Tuesday, July 8, 2008

Day for Night: Truffaut and the Truth




Pauline Kael, in her review of the film, called it “a movie for the movie-struck”. If that is true, then it would go some way in explaining why I liked it so much, where Truffaut’s much-venerated classic Jules et Jim left me somewhat cold. Day for Night is a film about the making of a film, a doomed, overheated piece called Meet Pamela, which is what seems to have riled up Kael in the first place. She misses the point. The fact that Ferrand, the director (played by Truffaut) actually believes that they are creating a small piece of art, enough to re-do a scene after adjusting the face of the leading lady by a few milimetres, makes it a movie about the alchemy of the movie-making process, irrespective of the end product.

There are moments that one can expect only from Truffaut. There is a dream sequence that unfolds in parts and in the end reveals a boy stealing publicity stills of Citizen Kane. Truffaut once said of that movie that it was the one that launched the maximum number of directors on their careers. Then what does he mean by this scene? Is Truffaut saying that the character he is playing is a hack, and in effect, distancing himself from him? Or does he perhaps feel a kinship with him and his troubled dreams about his inability to match up to a film like Kane? Is it a reminder of the fact that the New Wave was primarily founded on the work done by Hollywood directors like Welles, Hawks and Ford – suggesting that they are all, in a way, guilty of theft?
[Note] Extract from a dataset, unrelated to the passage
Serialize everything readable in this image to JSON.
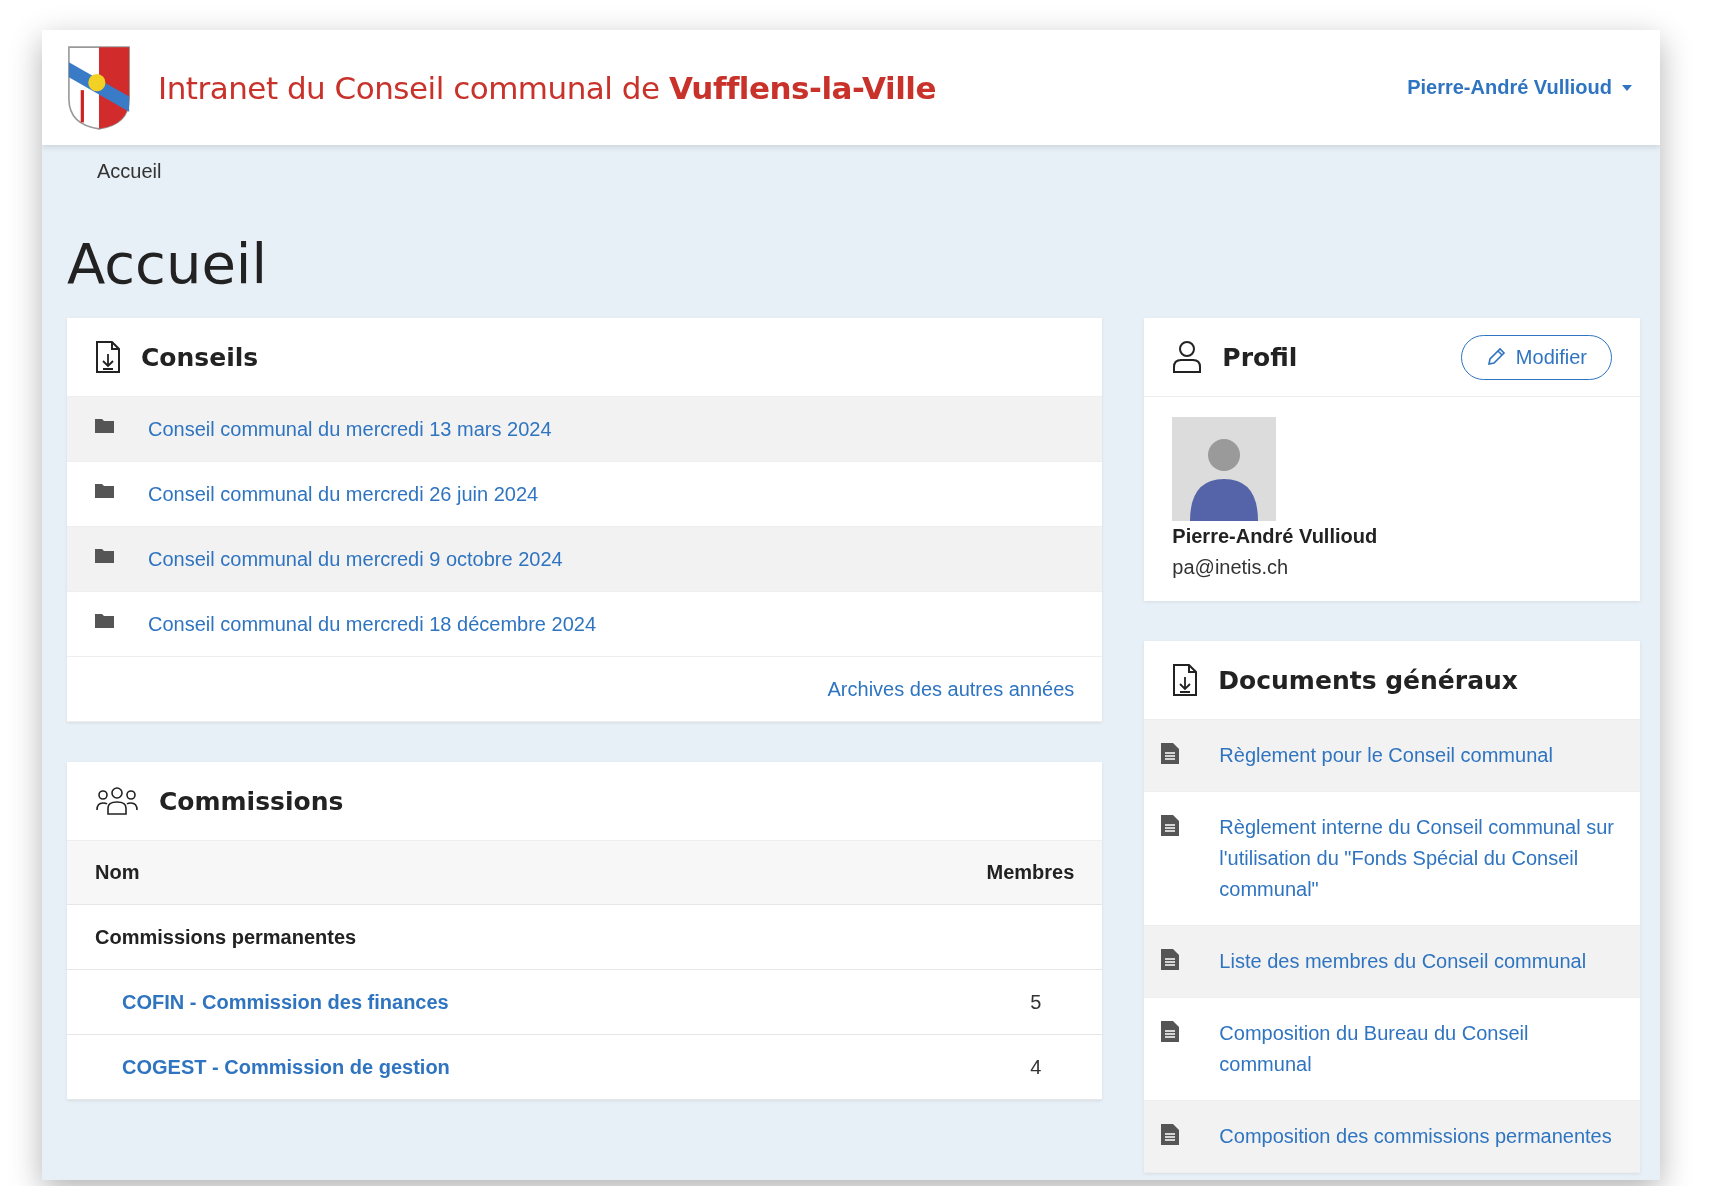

There is one more scene, much talked-about, which sticks in one’s mind. The young lead has to shoot his father in the movie. It is a scene rooted in artifice. The actor playing the father has died, so they have a stand-in. It is shot with artificial snow, the effect created by industrial foam. The director barks instructions at the extras as the scene is being shot, reminding us at every step that it is not ‘real’. Finally, with the thrilling background music rising to a crescendo, we see the man being shot, many times, from different angles. The scene could serve as a lesson in editing; it could also be a meditation on the nature of truth. When you get down to it, no movie is real. Realistic they can be, or based on real events. But the minute you have a plan, a script, a person shouting “Cut”, you are imitating life. The audience knows this and doesn’t care- what they are looking for in movies is not realism, but instead that one transcendental moment. Truffaut’s major achievement is that, after watching this movie, many would agree that he has a sure grasp on both reality and magic.